A guest psychologist claimed that “the number of seemingly unprovoked blows from behind with a weapon like a machete could indicate a person with a psychotic major depression, or PMD, which affects 0.3 per cent of the population. Many of these people experience delusions. For example, a person with PMD may kill another person because he or she believes that person is the devil.”
“And what if I had a moment of fucking cosmic clarityânot a delusion, but the polar opposite? That's a narrative you can't sell, right, fuckhead!” Noah yelled at the TV. He clicked it off and flopped back onto his bed. He thought about the horrors he had seen on TV and how they were turned into “stories” that the audience would buy. A 747 heading to Singapore crashes and kills hundreds on board. The TV shots of screaming and grieving relatives at the airport waiting to hear
the names of loved ones lost.
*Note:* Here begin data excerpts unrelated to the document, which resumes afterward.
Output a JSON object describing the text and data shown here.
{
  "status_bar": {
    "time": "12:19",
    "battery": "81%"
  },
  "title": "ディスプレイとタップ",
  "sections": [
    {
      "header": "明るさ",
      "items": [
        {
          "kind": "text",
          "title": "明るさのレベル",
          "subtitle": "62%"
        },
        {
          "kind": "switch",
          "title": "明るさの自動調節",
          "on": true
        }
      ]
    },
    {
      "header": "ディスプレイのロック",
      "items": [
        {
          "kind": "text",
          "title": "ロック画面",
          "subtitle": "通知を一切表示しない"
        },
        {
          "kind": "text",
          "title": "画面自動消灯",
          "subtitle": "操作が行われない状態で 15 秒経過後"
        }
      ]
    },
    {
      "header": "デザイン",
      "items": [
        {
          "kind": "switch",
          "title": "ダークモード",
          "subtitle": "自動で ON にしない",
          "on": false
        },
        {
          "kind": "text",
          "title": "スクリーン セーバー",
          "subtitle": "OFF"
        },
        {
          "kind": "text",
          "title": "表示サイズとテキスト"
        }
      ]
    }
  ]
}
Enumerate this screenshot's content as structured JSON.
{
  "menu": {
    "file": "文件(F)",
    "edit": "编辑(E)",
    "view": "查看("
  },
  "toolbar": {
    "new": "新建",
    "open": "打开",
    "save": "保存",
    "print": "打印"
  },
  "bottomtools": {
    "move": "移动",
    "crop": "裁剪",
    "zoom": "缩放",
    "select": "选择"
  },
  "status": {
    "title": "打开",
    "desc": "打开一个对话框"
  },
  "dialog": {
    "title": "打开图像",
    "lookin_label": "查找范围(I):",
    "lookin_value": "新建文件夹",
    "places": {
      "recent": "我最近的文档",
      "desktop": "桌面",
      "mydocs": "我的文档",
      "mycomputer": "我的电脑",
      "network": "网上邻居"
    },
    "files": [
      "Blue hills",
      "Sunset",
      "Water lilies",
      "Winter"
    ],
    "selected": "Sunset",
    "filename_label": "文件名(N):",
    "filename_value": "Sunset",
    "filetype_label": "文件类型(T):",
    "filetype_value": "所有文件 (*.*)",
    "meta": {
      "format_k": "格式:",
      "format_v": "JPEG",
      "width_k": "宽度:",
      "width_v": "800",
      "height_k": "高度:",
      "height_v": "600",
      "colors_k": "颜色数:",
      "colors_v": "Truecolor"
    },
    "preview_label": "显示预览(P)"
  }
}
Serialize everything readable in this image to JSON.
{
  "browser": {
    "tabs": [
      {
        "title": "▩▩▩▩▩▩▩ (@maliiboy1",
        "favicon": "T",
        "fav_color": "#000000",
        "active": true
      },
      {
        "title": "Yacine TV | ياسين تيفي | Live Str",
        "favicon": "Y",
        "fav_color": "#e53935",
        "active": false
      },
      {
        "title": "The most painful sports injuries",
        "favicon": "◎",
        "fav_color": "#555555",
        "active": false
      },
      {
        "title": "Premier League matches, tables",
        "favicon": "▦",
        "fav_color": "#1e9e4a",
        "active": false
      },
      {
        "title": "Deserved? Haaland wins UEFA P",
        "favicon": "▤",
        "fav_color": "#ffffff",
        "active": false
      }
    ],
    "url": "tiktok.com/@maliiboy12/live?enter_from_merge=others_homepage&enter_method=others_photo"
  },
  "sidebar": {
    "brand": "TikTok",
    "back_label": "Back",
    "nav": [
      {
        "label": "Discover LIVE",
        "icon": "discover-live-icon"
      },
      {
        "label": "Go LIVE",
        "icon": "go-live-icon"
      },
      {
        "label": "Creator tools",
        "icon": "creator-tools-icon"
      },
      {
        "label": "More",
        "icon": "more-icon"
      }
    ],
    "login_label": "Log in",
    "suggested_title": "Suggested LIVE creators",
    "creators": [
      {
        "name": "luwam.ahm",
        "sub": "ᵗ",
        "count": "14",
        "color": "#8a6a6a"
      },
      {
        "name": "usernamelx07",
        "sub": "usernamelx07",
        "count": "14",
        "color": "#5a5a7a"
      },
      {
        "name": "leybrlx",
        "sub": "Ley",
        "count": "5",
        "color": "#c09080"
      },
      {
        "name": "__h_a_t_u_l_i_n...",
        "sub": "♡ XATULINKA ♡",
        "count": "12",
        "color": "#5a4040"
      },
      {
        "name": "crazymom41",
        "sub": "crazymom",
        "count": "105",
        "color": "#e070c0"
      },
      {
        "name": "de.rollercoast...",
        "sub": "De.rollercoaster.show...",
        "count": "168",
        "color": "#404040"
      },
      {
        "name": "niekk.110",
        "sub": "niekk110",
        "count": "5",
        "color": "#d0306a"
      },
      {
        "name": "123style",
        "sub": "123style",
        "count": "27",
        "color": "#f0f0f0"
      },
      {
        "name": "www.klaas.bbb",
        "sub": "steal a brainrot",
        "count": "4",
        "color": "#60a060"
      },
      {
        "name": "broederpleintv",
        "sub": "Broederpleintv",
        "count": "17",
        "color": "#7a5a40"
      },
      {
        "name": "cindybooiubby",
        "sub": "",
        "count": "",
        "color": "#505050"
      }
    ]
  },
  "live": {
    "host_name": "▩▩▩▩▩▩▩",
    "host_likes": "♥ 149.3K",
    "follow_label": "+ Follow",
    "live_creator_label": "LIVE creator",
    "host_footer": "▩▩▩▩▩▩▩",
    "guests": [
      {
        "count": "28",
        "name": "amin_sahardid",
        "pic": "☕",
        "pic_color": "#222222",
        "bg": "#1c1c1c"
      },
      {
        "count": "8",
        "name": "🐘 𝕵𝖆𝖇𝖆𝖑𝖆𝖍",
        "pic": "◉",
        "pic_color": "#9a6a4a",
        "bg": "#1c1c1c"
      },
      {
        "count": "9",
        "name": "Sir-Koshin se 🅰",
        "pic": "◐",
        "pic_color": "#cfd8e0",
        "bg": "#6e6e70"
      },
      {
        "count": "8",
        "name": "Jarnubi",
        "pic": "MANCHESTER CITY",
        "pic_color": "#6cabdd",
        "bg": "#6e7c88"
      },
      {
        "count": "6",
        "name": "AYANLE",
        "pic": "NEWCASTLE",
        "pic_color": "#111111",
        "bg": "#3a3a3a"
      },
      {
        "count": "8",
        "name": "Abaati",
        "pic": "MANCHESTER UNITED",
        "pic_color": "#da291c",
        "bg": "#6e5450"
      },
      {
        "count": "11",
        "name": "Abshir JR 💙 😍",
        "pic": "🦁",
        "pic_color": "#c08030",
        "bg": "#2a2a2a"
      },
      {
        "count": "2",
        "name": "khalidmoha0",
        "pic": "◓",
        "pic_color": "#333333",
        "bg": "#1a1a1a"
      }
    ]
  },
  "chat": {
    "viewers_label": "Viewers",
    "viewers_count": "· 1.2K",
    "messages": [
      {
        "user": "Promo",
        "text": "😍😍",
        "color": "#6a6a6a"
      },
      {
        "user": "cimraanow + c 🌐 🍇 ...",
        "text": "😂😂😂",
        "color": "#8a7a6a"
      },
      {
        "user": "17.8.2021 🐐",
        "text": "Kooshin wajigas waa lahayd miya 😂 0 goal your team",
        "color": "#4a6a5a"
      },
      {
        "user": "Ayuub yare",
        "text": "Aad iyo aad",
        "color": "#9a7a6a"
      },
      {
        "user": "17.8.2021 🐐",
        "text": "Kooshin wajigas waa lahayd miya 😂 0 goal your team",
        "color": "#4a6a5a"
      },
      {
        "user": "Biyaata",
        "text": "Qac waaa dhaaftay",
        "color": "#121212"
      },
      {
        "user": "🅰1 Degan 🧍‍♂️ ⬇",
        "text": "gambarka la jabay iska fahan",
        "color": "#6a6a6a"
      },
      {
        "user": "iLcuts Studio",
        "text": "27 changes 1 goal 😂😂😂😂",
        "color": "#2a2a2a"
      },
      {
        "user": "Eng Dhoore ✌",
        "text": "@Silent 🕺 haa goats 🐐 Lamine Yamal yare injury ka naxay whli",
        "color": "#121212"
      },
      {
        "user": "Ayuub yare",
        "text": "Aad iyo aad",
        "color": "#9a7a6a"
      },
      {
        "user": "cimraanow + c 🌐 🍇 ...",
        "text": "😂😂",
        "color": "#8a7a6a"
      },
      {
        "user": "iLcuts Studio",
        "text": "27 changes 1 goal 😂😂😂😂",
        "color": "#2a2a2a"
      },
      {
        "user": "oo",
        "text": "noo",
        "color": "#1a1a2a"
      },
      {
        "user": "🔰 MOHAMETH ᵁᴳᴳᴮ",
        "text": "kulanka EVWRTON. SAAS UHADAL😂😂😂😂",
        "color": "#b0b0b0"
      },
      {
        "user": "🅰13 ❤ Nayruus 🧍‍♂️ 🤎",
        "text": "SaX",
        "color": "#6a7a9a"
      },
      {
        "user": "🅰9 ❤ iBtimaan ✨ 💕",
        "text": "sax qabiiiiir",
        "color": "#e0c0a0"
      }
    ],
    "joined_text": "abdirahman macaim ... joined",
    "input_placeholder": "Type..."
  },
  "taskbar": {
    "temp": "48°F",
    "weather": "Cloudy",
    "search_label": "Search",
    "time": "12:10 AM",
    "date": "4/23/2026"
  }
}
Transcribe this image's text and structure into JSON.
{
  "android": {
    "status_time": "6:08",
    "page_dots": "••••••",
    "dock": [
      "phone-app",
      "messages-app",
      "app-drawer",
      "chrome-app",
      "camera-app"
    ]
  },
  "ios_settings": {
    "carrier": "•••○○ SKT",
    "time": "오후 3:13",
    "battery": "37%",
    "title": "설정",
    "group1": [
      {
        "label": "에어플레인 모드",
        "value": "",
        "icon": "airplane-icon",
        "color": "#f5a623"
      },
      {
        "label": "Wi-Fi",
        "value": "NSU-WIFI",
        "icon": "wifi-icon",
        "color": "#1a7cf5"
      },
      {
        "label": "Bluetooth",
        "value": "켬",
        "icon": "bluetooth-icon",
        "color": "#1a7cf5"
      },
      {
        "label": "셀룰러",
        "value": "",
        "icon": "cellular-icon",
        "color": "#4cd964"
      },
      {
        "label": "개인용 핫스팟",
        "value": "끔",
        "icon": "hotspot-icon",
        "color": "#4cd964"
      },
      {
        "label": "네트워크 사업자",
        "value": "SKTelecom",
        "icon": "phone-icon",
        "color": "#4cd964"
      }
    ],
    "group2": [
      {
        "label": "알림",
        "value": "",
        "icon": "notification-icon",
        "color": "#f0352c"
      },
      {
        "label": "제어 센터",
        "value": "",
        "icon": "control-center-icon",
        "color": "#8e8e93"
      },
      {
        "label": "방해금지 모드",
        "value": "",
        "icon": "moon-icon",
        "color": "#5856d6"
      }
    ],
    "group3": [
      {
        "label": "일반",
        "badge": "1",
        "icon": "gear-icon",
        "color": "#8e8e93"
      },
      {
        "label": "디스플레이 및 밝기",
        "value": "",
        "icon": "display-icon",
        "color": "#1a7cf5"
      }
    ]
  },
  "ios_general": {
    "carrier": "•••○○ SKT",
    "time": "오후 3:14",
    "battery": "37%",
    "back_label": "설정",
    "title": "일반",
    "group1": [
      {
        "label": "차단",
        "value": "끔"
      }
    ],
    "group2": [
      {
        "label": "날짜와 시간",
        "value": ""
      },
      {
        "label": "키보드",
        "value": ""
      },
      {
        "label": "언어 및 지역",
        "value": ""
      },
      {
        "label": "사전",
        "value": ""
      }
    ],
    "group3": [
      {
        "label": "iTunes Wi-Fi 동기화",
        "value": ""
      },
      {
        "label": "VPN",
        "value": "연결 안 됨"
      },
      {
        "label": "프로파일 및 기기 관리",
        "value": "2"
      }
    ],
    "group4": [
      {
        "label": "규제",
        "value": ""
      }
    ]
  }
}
What we never see, Noah thought, is the woman in that crowd at the airport saying to the TV camera that her husband was on a business trip with his secretary and he was screwing her and they both had died on that flight and “I couldn't be happier.” Noah was sure that this had happened at some time somewhere but had never reached our living rooms. He thought about many things except the crime he had committed and that he was guilty of murder.
He pulled the covers up to his chin and stared at the ceiling and thought that if he stayed just like this in bed, no one would ever get to him. He fell asleep.
Noah woke up three hours later with a thought already buzzing in his head. It had passed over from his dream to his waking world. He didn't want to open his eyes. He didn't want to return to consciousness. The thought went back to the TV shrink and his clinical definition of psychosis. Noah had always imagined the gap between sanity and insanity to be a vast no-man's land like the complex of walls and wire and cameras and searchlights and electric current that divided Cold War East and West
Berlin. But now he realized that the gap was no wider than a chalk mark that could be crossed with a forehand tennis stroke. Sanity and insanity, he now thought, lived cheek by jowl and allowed those on either side to pass freely without questions or papers. In Noah's case, all it took was a decision to cross the line. It was simply a matter of will.
Curled up in his bed, the murder had no moral context for Noah. It was, for him, the result of his action rather than inaction. That was its sum total. He had made a decision and jumped in. His mind wandered to his childhood on the dock of the family cottage and how his cousins would dive or leap into the cold water in the morning and he would take forever to lower himself in down the ladder, feet, knees, thighs, stomach. “Just jump in!” the others screamed. He had jumped in.
Noah decided to contact the police about his squash date with McEwen. They would most likely come to him, but he thought it better to volunteer. After all, he had left two phone messages on McEwen's voice mail to show his innocence regarding McEwen's absence. He
called the police station closest to the university and was connected to the detective in charge of the investigation who asked Noah to come in for an interview.